No No-No For Pedro

The losses mount like corpses on the road behind an invading army. Two of three in San Diego, two of three in LA, and all with their own painful stories behind them from the head crash of two Met centerfielders converging at once at the same place to the near-miss of Pedro's no-hitter which dissolved eventually into another loss like a love gone suddenly rotten.

And what else would we expect on such a tour but losses mounting?

These weren't your average losses. They were all devastating in their own distinctive flavours, one hammering blow after another rained down upon the collective skull of optimism. How much more can these Mets take of the late inning disappointments birthed out of a staggered bullpen?

It only took two pitches for Pedro to undo the optimistic thread he had woven for seven and a third no-hit innings, gasping hope knowing that a no hitter was the tonic the team needed, that extra burst of excitement, the precise tonic the team needed to rise above the disappointments.

But like all else this season, disappointment was king.

Five outs away from the dream of history, the dream of placing a giant footprint on this season in emphatic fashion and yet, two batters later, poof.
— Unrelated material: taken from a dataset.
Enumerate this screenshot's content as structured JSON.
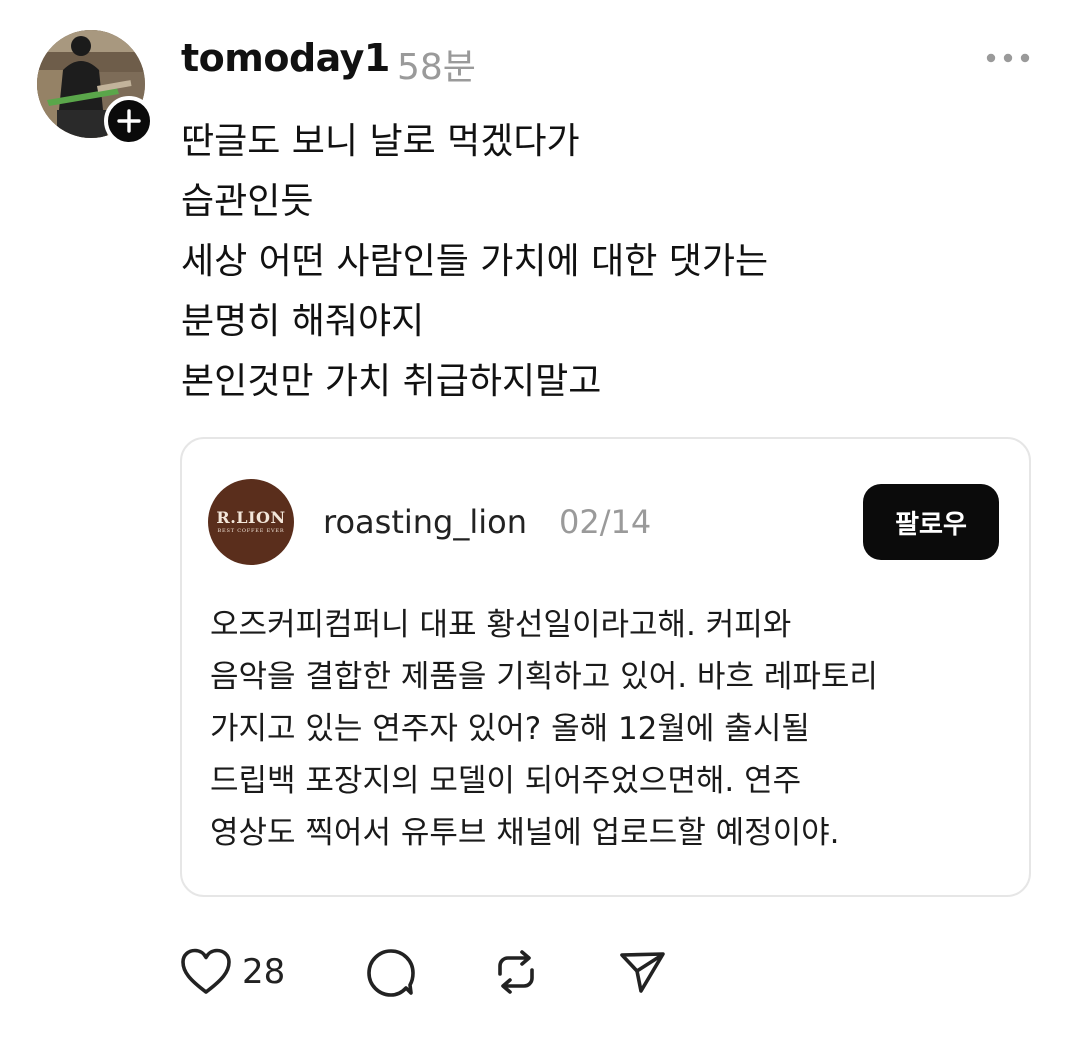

Gone.

In four pitches, a triple by Antonio Perez followed by a homerun from Jason Werth, the exclamation was placed behind the sentence of this season and the knowledge that the Mets are going nowhere further is underscored, highlighted, written in bold lettering across the sky.
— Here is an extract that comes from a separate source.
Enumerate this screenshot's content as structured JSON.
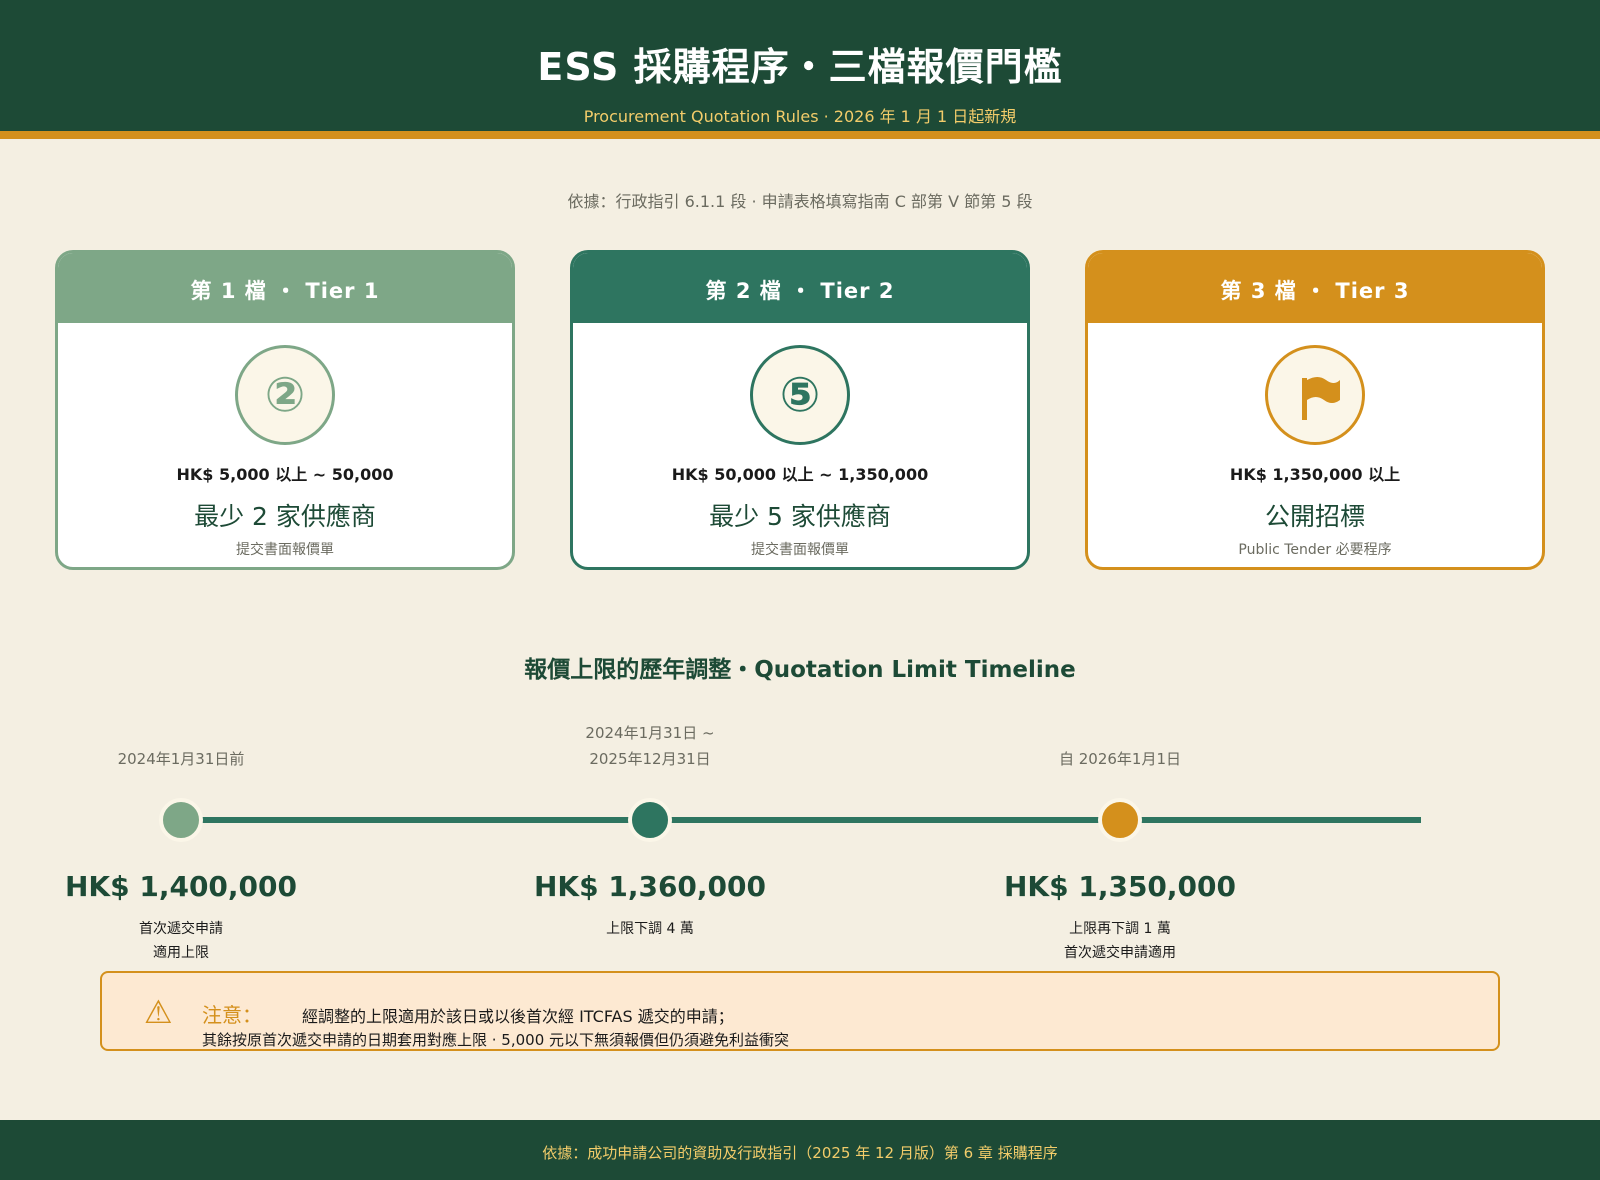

As if the loss of the no hitter and the lead weren't enough, the Mets gathered themselves for one final gasp in the 9th when Marlon Anderson doubled with one out and then stole third. He dashed home on Victor Diaz's slow bouncer to a drawn-in infield but, perhaps predictably these days, was thrown out at home by a perfect throw from Antonio Perez. Poof. Gone. Pinch hitting Kaz Matsui struck out and that was it. Song over. Kill the applause.
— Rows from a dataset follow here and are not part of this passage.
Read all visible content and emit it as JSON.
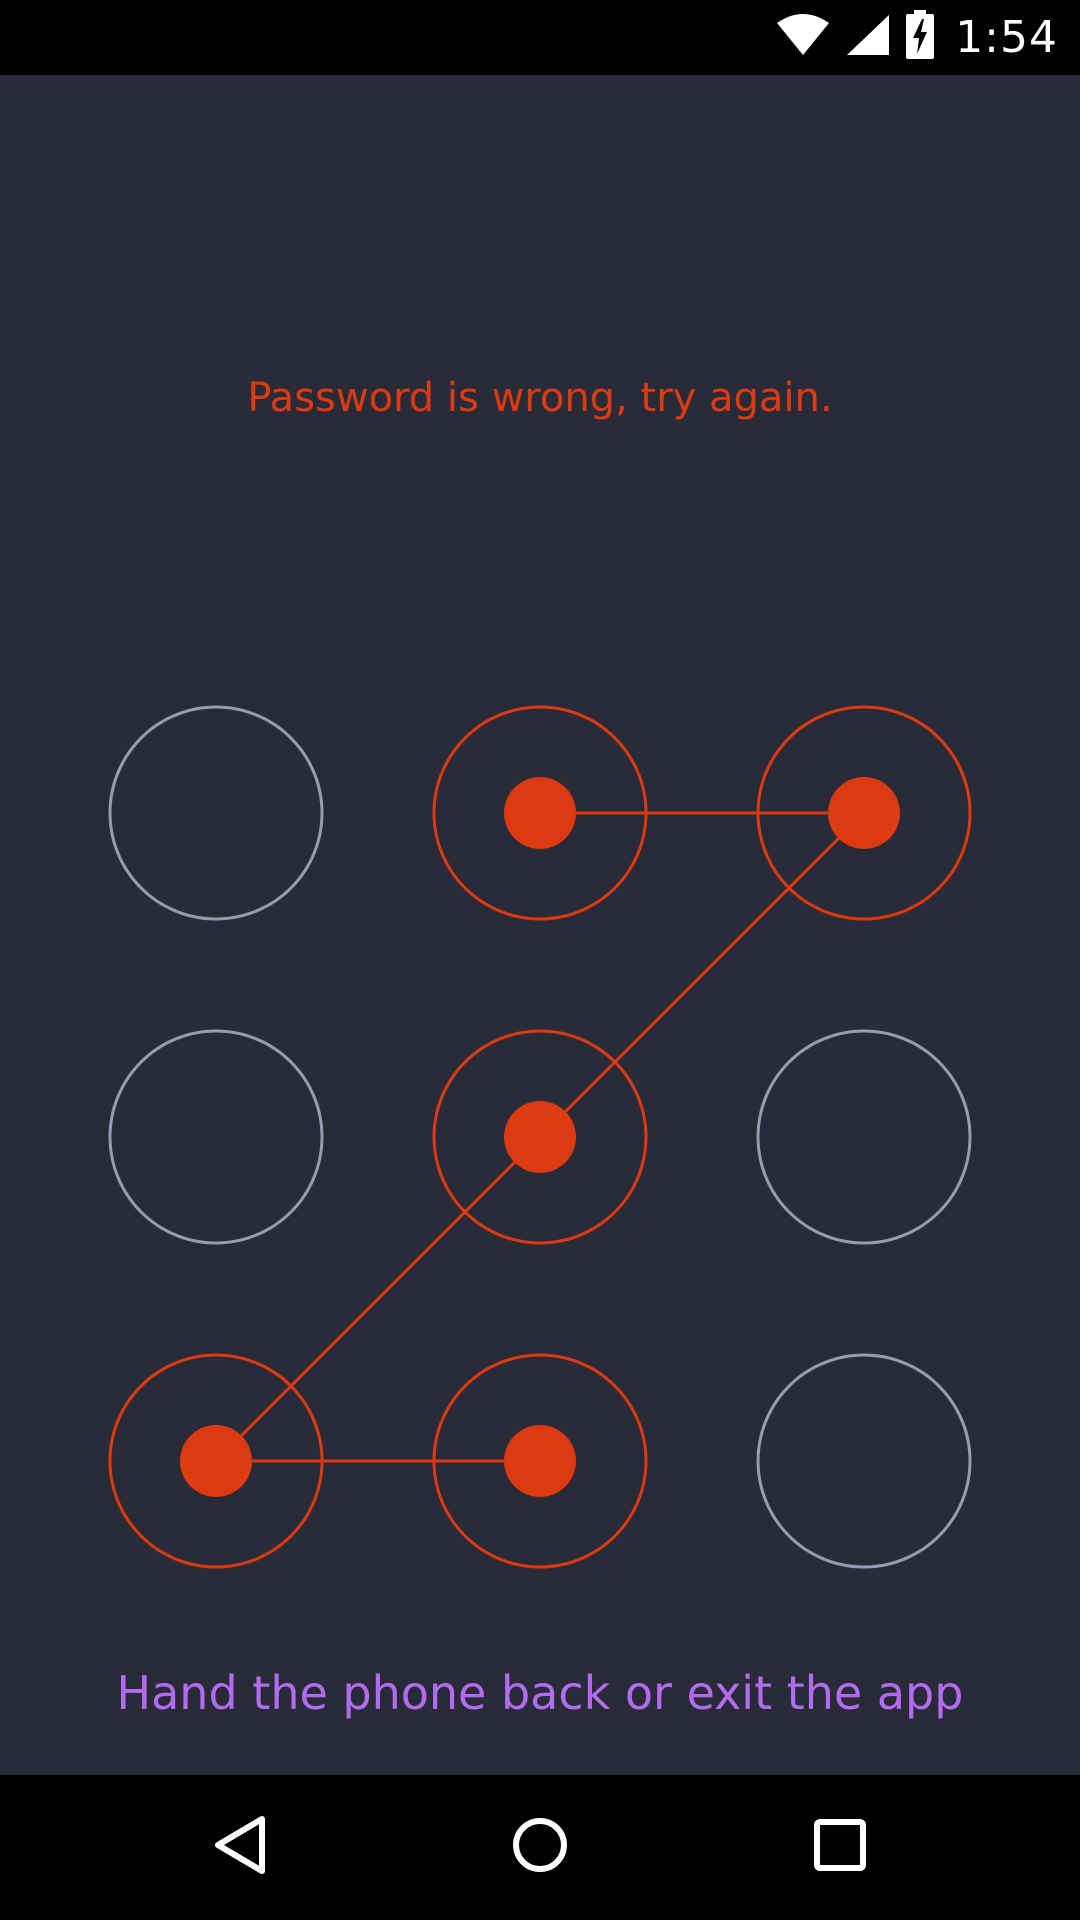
{
  "status_bar": {
    "time": "1:54",
    "icons": [
      "wifi-icon",
      "cell-signal-icon",
      "battery-charging-icon"
    ]
  },
  "lock_screen": {
    "error_message": "Password is wrong, try again.",
    "hint": "Hand the phone back or exit the app",
    "pattern": {
      "grid_size": 3,
      "selected_nodes": [
        2,
        3,
        5,
        7,
        8
      ],
      "path_order": [
        2,
        3,
        5,
        7,
        8
      ]
    }
  },
  "nav_bar": {
    "buttons": [
      "back-icon",
      "home-icon",
      "recents-icon"
    ]
  },
  "colors": {
    "background": "#2a2b38",
    "bars": "#000000",
    "error": "#dc3a10",
    "active": "#dc3a10",
    "inactive_ring": "#9a9bb0",
    "hint": "#b36cf0"
  }
}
Once again the Mets were left to watch their opponents celebrating on the field after the game. Once again the thoughts of what could have been but most decidedly is not, haunts them.


For yea optimists still standing, not yet punch drunk, not yet allowing the embalming fluid of the season fill you gratefully, it might be worthwhile to point out that despite all this the Mets remain just four games back from the wildcard.

Is it possible for a team that has swallowed so many disappointments in such a short period of time, two wins out of six games on the West Coast again, to turn it around once back home?

The Mets open a three game series on Tuesday against the Pirates with Kris Benson pitching the opener against his former teammates. Mark Redman, who has allowed five or more runs in his last six starts will face him.